Here’s some additional important advice about exactly what kind of individual makes a good choice for the Board:

“Board independence and board attention are of paramount importance in good nonprofit governance.  The independence of the board is key because of the non-distribution constraint – nonprofits exist to serve the public interest, not to benefit owners or other private parties.  Business or family relationships between the organization or its executives and a board member or her firm are frowned upon and should be strictly scrutinized under a conflict of interest policy administered by independent directors.  Even absent outright business or family relationships, a common shortcoming of nonprofit boards is that they are too small, too insular, or too deferential to the founder or chief executive.

Another frequent error of nonprofit boards is inviting new members because of their marquee name within a certain field of endeavor (e.g., a famous dancer on the board of a dance organization) or their means and inclination to donate, without due consideration to the person’s ability and availability to fulfill fiduciary duties, providing the critical oversight function. The governing body of a nonprofit must be made up entirely of people in a position to govern it—setting the strategic direction of the organization and overseeing management’s execution of the mission. Wealthy or prominent persons— donors, artists, scientists, public officials, and others—with an interest in the organization’s program but lacking the time, availability, or expertise to provide meaningful oversight may serve the organization in a non-fiduciary capacity, such as an honorary or advisory board, donors’ circle, or professional council.”

Rosenthal sums up with an interesting comparison to a for-profit Board:

“By a number of measures, nonprofit and for-profit board governance are similar: the board’s oversight role, its decision-making power, its structural place within the organization, and its members’ legal duties. The similarities end, however, where shareholder interest in maximizing returns gives way to mission fulfillment, a multiplicity of stakeholders, more complex business models, and self-accountability rather than external accountability.”

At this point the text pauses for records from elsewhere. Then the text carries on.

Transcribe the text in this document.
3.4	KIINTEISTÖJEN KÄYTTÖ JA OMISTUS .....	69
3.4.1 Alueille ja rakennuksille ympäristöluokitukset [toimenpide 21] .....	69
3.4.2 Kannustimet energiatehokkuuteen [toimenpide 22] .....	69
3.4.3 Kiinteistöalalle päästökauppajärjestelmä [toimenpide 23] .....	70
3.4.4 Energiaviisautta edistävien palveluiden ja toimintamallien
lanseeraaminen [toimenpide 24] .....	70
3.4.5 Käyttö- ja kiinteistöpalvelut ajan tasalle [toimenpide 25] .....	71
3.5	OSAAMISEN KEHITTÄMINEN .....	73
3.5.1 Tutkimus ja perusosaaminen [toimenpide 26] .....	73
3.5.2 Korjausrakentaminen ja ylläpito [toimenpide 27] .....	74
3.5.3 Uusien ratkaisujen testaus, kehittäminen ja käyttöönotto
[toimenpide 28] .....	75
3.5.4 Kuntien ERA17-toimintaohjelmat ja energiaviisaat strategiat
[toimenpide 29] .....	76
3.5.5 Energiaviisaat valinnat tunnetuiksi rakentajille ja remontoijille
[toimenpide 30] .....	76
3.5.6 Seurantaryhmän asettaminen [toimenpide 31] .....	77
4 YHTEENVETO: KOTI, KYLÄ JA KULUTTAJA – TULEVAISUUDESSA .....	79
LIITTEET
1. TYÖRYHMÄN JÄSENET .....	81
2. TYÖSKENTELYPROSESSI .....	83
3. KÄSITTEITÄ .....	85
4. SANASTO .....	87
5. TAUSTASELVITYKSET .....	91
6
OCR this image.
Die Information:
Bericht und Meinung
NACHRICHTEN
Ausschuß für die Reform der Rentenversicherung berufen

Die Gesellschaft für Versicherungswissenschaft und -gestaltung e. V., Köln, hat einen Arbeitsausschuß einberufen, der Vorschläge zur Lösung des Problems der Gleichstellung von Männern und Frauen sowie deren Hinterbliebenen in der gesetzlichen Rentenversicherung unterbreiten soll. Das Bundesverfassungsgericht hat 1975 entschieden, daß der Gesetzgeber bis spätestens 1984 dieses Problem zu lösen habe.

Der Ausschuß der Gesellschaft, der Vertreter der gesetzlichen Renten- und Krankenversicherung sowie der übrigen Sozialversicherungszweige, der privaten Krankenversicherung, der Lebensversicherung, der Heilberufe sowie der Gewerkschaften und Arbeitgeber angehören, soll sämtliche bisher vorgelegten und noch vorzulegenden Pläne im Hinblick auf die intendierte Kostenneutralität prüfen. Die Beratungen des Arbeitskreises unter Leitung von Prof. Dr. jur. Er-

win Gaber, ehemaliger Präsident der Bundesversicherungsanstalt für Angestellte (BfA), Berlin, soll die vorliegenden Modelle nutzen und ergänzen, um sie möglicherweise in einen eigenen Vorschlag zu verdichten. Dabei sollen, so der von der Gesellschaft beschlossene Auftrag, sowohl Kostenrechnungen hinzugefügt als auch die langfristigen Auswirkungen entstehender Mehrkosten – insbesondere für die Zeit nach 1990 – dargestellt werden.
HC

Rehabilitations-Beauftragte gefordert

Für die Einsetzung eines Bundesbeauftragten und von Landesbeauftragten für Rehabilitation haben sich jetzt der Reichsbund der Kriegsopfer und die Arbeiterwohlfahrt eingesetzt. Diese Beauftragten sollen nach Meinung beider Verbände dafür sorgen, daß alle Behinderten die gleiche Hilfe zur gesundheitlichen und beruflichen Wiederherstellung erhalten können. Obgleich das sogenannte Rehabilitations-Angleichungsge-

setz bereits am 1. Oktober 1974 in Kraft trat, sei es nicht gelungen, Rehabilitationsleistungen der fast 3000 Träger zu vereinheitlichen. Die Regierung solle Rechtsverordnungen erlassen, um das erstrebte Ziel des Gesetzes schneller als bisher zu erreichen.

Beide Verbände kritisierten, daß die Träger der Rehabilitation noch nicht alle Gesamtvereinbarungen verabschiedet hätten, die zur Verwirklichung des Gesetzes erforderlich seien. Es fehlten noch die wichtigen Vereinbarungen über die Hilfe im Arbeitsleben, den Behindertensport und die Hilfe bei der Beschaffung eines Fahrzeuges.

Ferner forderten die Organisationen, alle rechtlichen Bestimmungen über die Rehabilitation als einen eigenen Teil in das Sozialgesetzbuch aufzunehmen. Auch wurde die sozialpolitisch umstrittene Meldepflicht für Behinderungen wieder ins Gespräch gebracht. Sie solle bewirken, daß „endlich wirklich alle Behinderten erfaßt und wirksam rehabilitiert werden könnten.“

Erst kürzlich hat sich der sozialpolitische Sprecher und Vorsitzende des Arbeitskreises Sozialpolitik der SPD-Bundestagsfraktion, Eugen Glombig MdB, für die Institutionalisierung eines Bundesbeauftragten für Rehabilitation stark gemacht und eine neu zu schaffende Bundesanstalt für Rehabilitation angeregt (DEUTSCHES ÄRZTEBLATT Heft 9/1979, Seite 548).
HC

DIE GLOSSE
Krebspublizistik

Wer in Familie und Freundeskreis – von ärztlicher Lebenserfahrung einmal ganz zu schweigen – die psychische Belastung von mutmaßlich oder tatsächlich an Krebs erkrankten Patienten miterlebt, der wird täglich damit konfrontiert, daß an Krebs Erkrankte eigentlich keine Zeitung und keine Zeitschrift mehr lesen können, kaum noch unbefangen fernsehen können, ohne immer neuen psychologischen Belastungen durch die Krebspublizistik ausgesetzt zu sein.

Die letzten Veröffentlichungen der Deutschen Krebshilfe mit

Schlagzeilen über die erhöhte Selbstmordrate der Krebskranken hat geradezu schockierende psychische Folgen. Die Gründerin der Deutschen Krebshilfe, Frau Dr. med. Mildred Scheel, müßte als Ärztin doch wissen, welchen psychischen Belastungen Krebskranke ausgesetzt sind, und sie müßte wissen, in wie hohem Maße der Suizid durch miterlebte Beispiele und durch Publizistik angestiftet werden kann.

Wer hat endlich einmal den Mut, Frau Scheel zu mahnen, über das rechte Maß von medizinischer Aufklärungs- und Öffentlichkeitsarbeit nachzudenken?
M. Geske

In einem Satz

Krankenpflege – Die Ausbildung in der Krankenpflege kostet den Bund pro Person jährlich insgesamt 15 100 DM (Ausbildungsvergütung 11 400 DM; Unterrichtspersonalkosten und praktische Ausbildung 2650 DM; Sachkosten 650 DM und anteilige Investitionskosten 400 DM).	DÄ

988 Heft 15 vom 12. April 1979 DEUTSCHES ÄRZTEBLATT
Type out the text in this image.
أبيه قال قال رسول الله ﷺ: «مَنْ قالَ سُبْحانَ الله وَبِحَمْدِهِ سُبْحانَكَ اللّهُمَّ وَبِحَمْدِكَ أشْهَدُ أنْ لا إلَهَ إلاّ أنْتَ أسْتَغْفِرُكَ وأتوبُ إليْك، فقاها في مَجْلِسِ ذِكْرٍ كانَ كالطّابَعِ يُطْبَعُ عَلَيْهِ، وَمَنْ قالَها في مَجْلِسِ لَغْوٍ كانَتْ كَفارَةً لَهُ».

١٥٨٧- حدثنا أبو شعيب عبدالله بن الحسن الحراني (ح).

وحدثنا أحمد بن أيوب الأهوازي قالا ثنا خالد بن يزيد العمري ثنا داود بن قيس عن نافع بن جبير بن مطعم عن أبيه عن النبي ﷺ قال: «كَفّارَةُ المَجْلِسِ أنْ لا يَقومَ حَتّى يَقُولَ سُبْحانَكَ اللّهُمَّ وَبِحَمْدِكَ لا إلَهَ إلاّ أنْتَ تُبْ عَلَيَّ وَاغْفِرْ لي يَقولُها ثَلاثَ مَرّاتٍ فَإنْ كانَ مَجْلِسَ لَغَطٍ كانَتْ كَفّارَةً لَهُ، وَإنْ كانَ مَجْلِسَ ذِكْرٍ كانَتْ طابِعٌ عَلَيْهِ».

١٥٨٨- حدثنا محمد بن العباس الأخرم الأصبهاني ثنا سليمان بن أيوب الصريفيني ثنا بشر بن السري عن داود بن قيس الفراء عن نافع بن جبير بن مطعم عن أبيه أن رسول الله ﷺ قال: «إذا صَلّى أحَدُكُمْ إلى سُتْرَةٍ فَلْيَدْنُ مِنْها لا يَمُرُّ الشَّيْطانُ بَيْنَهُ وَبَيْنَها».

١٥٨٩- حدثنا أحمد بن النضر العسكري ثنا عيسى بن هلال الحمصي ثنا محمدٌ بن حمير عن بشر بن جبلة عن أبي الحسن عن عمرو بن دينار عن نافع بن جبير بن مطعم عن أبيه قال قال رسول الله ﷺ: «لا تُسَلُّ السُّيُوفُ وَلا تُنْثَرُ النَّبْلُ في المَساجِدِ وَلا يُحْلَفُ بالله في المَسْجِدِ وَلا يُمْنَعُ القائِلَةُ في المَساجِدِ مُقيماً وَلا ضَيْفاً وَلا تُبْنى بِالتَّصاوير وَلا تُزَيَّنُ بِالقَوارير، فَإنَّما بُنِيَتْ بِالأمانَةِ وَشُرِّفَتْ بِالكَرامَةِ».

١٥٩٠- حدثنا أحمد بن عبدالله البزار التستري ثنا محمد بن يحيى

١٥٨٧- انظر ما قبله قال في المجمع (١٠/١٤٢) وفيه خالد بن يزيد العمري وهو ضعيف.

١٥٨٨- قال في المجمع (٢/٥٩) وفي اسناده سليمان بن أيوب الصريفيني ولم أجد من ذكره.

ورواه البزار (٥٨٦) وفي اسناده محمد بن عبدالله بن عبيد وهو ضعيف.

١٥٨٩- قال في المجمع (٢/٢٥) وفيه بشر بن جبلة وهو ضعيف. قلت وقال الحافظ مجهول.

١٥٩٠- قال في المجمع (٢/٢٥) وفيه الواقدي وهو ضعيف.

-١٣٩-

Putting together a Board for a start-up non-profit may seem like almost an afterthought, or a necessary legal hurdle along the complicated road to putting together a successful MakerSpace – especially to the founders, awash in a sea of decisions and challenges, both financial and practical.  However, it’s pretty obvious that from a legal as well as a practical perspective, a well-chosen Board with seasoned mentors could be the difference between a successful startup and a flash in the pan.

Good advice, indeed.

In a little more lighthearted note, Joan Garry has some advice in her post, “How to Select First Rate Board Members“, including questions she’d like to ask in the interview:

  • “Are you rich?  I mean, like really rich. We need really rich people on our board.
  • Can you assure us that you won’t ask any really stupid questions at a board meeting?
  • Do you really like to hear yourself talk?
  • When someone says something you disagree with, do you either sigh or roll your eyes?
  • How many times in the last month have you been on a conference call, hit the MUTE button, and checked your email?
  • Will you commit to agreeing with absolutely everything I say? (Asked by the E.D.)
  • Do you tend to assume that someone is doing a terrible job until proven otherwise?
  • Does the idea of asking someone for money make your skin crawl?
  • Do you care if you are late for stuff?”